It has been open season for MLB umpires from announcers so far this season as everyone in baseball is becoming increasingly frustrated with missed calls, especially adjudicating balls and strikes behind home plate.
While Angel Hernandez is the poster child for criticism from announcers around Major League Baseball for his controversial and missed calls because of the sheer frequency of them, he is far from the only one to be on the receiving end of disapproval.
Laz Diaz was behind the plate in the Twins-White Sox game last night. And when Garrett Crochet delivered a pitch that looked like it caught the entirety of the plate, Diaz called it a ball. Immediately, White Sox announcer John Schriffen tore into the umpire.
"Where are we as a game if you don't call that strike?" –@JohnSchriffen
Umpire Laz Diaz called a ball on a pitch well inside the zone that should've been a strikeout.#WhiteSox #Twins pic.twitter.com/UY6UZvHI4z
— Umpire Auditor (@UmpireAuditor) April 25, 2024
“You gotta give him that!” Scriffen exclaimed. “That’s strike three! You have to call that. Where are we as a game if you don’t call that a strike?”

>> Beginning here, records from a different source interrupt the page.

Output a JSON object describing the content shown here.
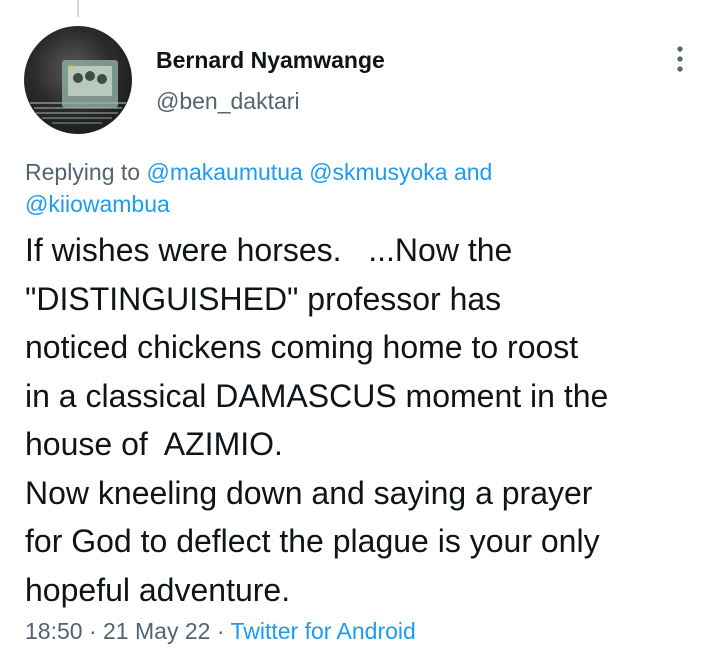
{
  "author": {
    "display_name": "Bernard Nyamwange",
    "handle": "@ben_daktari"
  },
  "reply": {
    "prefix": "Replying to",
    "mentions": [
      "@makaumutua",
      "@skmusyoka",
      "@kiiowambua"
    ],
    "and_word": "and"
  },
  "tweet": {
    "lines": [
      "If wishes were horses.   ...Now the",
      "\"DISTINGUISHED\" professor has",
      "noticed chickens coming home to roost",
      "in a classical DAMASCUS moment in the",
      "house of  AZIMIO.",
      "Now kneeling down and saying a prayer",
      "for God to deflect the plague is your only",
      "hopeful adventure."
    ]
  },
  "meta": {
    "time": "18:50",
    "separator": "·",
    "date": "21 May 22",
    "source": "Twitter for Android"
  },
  "colors": {
    "text": "#0f1419",
    "secondary": "#536471",
    "link": "#1d9bf0",
    "thread_line": "#cfd9de"
  },
  "icons": {
    "more": "vertical-ellipsis-icon"
  }
}
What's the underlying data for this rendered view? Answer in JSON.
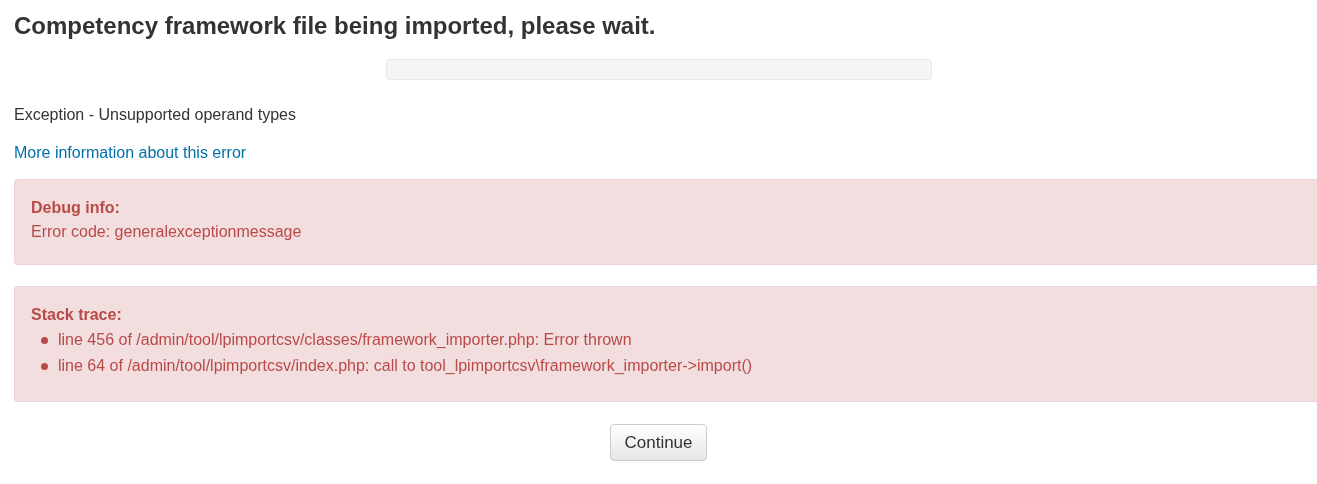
{
  "heading": "Competency framework file being imported, please wait.",
  "progress": {
    "level": 0
  },
  "message": "Exception - Unsupported operand types",
  "link": "More information about this error",
  "debug": {
    "title": "Debug info:",
    "text": "Error code: generalexceptionmessage"
  },
  "stack": {
    "title": "Stack trace:",
    "items": [
      "line 456 of /admin/tool/lpimportcsv/classes/framework_importer.php: Error thrown",
      "line 64 of /admin/tool/lpimportcsv/index.php: call to tool_lpimportcsv\\framework_importer->import()"
    ]
  },
  "button": "Continue"
}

Questioning balls and strikes has always been part of the game in baseball, but the advances in technology have put poor performances under an increasingly powerful microscope. When the television broadcast is able to put up a K-zone graphic over the plate and then show a 3D metric showing a clear strike when the umpire called a ball, it’s clear for everyone watching at home to see that the call was missed.
With announcers all over baseball crying out for improvement from home plate umpires, it has to only be a matter of time before the robots arrive and take over, right?